• QUEERING THE INSTITUTION

    2026 Programme of Inquiry
  • Over the past three years, we’ve brought together artists, health practitioners, young people, organisers, academics, researchers, grassroots groups and partners across sectors to understand our role within society. What has emerged is not a fixed institution but a growing, shape-shifting ecosystem—one that changes as new people enter, new relationships form and new priorities surface. By using the arts as our primary means of engagement we’re reimagining the role of the “institution” by allowing ourselves to be vulnerable and lean into the messiness of the unknown. This openness to experimentation has enabled us to remain flexible, adaptive, and responsive within an increasingly hostile social and political environment. 

     

    As an organisation-in-process, 2026 marks a pivotal moment in QUEERCIRCLE’s development. Over the next 12 months, we will co-develop our future strategy with this wider ecology, shaping a new framework to better articulate our work built around four interconnected pillars. Each pillar is structured around three elements: the guiding question that frames our inquiry, the practices already in motion, and the areas we will collectively explore and test over the year ahead. By the end of this process, we aim to have developed a community-led strategy that supports the ethical and sustainable infrastructure needed to continue and deepen this experimental work.

     
  • How can we creatively approach governance as a shared, evolving practice to build a culture of trust, reciprocity and collective...

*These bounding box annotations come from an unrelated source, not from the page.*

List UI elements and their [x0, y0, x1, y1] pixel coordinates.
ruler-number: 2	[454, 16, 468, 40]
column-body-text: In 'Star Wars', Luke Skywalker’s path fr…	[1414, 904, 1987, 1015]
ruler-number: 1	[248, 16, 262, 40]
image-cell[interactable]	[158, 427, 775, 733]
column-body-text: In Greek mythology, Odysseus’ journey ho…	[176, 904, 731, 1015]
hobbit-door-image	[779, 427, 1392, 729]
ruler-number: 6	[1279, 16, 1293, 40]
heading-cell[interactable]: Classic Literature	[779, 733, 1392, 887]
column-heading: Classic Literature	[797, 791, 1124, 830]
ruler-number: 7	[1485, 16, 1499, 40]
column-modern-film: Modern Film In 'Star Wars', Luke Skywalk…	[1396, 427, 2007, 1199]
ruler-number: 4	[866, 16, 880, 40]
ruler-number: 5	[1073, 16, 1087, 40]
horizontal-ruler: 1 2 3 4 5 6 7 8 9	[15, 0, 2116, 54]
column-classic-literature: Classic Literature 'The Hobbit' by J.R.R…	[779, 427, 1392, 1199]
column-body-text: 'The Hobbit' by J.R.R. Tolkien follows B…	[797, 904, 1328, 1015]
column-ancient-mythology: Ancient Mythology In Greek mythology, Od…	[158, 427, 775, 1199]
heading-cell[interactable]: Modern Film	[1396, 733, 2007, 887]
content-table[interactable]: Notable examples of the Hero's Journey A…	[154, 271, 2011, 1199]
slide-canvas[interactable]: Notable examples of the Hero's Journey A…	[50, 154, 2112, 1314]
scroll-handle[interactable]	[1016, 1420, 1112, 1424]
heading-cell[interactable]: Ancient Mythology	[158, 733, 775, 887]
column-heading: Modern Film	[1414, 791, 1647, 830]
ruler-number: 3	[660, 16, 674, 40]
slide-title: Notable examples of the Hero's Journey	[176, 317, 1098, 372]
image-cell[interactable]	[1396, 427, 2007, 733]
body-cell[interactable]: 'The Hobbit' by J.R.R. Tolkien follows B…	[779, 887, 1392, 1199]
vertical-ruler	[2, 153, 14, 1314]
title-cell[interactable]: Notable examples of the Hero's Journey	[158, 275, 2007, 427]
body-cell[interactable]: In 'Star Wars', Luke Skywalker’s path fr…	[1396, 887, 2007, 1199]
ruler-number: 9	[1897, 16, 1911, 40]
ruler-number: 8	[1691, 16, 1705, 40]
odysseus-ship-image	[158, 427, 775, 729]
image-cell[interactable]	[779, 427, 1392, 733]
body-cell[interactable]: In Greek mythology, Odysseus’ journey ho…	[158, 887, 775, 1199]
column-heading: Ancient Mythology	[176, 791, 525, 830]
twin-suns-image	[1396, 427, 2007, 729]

    How can we creatively approach governance as a shared, evolving practice to build a culture of trust, reciprocity and collective responsibility? 

    Through this pillar we will explore how QUEERCIRCLE organises itself: how power is held, how responsibility is shared, and how care is embedded structurally.

     

    At the heart of QUEERCIRCLE’s governance is a commitment to fair, sustainable, and caring employment practices. We are a London Living Wage employer, operate a four-day working week, have weekly collective check-ins and have implemented individual Wellness Actions Plans including access to a health and wellbeing fund. 

  • How might culture be generated, owned, and led by communities? QUEERCIRCLE brings together arts, health, and education as a single,...

    How might culture be generated, owned, and led by communities? 

    QUEERCIRCLE brings together arts, health, and education as a single, interconnected area of work - an intersectional approach we believe is needed within the current political climate. 

     

    We have experimented with cultural democracy principles - such as co-developing projects with communities, sharing space, and resourcing communities to lead on projects. Participants often move between these contexts, and learning generated in one area regularly informs others. 

     

    By removing hierarchies between programmes and blurring the boundary between programme and process, QUEERCIRCLE has become an incubator for experimentation and collective imagination. 

     

  • How can community knowledge support systemic change? This pillar explores how knowledge is produced, shared, and valued, and how lived...

    How can community knowledge support systemic change? 

    This pillar explores how knowledge is produced, shared, and valued, and how lived experience might operate as a form of public expertise. It asks how research, learning, and evaluation can be led by and accountable to communities most affected by systemic inequities, rather than extractive institutional norms. Community Knowledge captures, develops, and mobilises learning generated through cultural participation — including impacts that are social, emotional, creative, or collective, rather than individually attributed. 

     

    QUEERCIRCLE already undertakes community-led research, reflective practice, and creative dissemination across its programmes. Lived-experience is centred as a legitimate form of expertise, shaping both internal practice and external advocacy as demonstrated through citations of our Queering Creative Health Report in the Mayor of London’s strategy and the All-Party Parliamentary Group on Creative Health. 

     

    Knowledge is shared through accessible, creative formats and reflection is embedded into organisational rhythms, informing governance, programme development, and organisational learning. 

  • How can development and sustainability be rooted in solidarity and values? This pillar examines QUEERCIRCLE’s position within a wider ecology...

    How can development and sustainability be rooted in solidarity and values?

     

    This pillar examines QUEERCIRCLE’s position within a wider ecology and reframes economics as a social practice. It explores how financial and non-financial economies can work together to sustain infrastructure while redistributing power and resources. Queercircle already has a strict ethical fundraising policy and has launched a monthly individual giving scheme. We share space with 20 other LGBTQ+ led groups for free, and share knowledge through formal and informal mechanisms such as the SE London Integrated Care board.